- Born: February 1973 (age 53)
- Education: London School of Economics, New York University Stern School of Business
- Occupations: Businesswoman, investor
- Children: 1

= Celina Midelfart =

Norwegian woman (born 1973)

Celina Midelfart (born February 1973) is a Norwegian cosmetics heiress and businesswoman. In 1995, she took over the running of the family's health and beauty care business, Midelfart AS.
She became publicly known in the 1990s as the first love interest of Norway's then Crown Prince Haakon in 1993.

==Family==
A member of the Midelfart family, she was born in Oslo as a daughter of the businessman Finn-Erik Midelfart (1943–95) and Hermine Kristin née Muhle (born 1944).

==Education==
After finishing her secondary education at Oslo Cathedral School she studied in France from 1994 to 1996, at London School of Economics from 1994 to 1996, before transferring to New York University Stern School of Business, graduating with a Bachelor of Science summa cum laude in Finance in 1998.

==Career==
Midelfart is a private investor, owner and executive chairman of Midelfart Capital AS. In her early career she was the third generation CEO of the family business Midelfart AS. She was previously a partner at Magnipartners Ltd, working actively in the offshore drilling and LNG space.

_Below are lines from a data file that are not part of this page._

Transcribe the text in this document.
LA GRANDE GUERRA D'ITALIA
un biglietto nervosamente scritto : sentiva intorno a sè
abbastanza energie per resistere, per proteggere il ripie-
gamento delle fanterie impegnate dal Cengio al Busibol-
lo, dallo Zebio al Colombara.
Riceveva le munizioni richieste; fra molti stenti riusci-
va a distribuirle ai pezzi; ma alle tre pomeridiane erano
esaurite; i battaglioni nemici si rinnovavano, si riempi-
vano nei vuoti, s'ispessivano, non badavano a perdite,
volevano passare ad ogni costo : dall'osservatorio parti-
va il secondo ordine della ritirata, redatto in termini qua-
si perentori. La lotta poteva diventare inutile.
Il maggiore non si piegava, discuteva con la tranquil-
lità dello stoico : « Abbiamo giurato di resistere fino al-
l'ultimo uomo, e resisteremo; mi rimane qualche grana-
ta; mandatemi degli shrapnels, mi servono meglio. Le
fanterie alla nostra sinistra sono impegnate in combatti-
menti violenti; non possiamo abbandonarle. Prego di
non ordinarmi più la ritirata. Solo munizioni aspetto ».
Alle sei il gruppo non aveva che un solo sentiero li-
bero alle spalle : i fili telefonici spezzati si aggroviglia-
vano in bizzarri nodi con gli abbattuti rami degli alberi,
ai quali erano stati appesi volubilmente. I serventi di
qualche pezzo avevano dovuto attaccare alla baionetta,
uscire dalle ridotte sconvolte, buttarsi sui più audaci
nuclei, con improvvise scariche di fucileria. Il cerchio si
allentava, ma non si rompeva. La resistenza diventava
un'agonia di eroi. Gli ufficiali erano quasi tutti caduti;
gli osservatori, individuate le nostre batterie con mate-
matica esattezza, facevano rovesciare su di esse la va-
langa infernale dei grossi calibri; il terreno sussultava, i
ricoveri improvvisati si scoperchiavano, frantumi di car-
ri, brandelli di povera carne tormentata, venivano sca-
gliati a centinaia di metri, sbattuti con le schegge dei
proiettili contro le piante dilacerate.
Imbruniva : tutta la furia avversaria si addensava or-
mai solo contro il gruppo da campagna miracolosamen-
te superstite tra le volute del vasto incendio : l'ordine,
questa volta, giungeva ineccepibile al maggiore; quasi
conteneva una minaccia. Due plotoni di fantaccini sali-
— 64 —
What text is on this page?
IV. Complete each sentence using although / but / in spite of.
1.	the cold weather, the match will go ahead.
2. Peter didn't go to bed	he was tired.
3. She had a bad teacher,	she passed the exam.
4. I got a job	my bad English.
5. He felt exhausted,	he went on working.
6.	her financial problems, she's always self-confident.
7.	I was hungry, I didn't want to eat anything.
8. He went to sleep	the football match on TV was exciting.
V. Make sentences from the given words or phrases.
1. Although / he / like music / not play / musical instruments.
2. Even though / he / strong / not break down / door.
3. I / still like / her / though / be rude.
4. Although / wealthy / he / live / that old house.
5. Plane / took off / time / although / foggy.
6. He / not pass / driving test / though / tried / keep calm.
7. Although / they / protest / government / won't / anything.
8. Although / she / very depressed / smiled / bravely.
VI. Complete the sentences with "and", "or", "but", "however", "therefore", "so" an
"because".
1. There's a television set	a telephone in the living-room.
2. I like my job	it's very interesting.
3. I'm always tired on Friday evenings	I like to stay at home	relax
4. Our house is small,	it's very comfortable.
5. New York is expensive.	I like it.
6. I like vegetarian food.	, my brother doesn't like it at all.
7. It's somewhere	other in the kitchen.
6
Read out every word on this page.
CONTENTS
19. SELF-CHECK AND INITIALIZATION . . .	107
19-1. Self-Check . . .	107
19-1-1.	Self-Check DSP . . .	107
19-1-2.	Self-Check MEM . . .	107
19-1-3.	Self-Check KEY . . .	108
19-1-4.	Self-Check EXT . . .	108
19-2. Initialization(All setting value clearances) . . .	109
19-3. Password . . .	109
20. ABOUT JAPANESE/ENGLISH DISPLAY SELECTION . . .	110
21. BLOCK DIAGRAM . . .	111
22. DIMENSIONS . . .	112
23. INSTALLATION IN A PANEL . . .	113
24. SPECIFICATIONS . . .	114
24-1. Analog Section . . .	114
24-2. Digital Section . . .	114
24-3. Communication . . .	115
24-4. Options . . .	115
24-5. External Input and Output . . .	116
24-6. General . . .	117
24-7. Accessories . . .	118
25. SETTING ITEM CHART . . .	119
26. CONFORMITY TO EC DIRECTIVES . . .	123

Since 2015, she has held larger shareholding positions in various listed offshore oil, service and supply companies. She is currently a board member and 10% owner of the Swedish Consumer Finance Bank, Avida AB, member of the Board of Trustees at Oslo International School and member of the Board of SEA 1 Offshore. She previously served on the board of the world largest fish farming company, Mowi AS, and the Swedish health and beauty care company, Midsona AB. Midelfart is a Norwegian citizen.

==Personal life==
In the early 1990s she came to national prominence as the girlfriend of Norway's then Crown Prince Haakon.

She was in a relationship with businessman Tor Olav Trøim in 2009, and the couple had their first child, Olav, while they were living in London in 2011. The couple separated, and she and her son currently live in Oslo.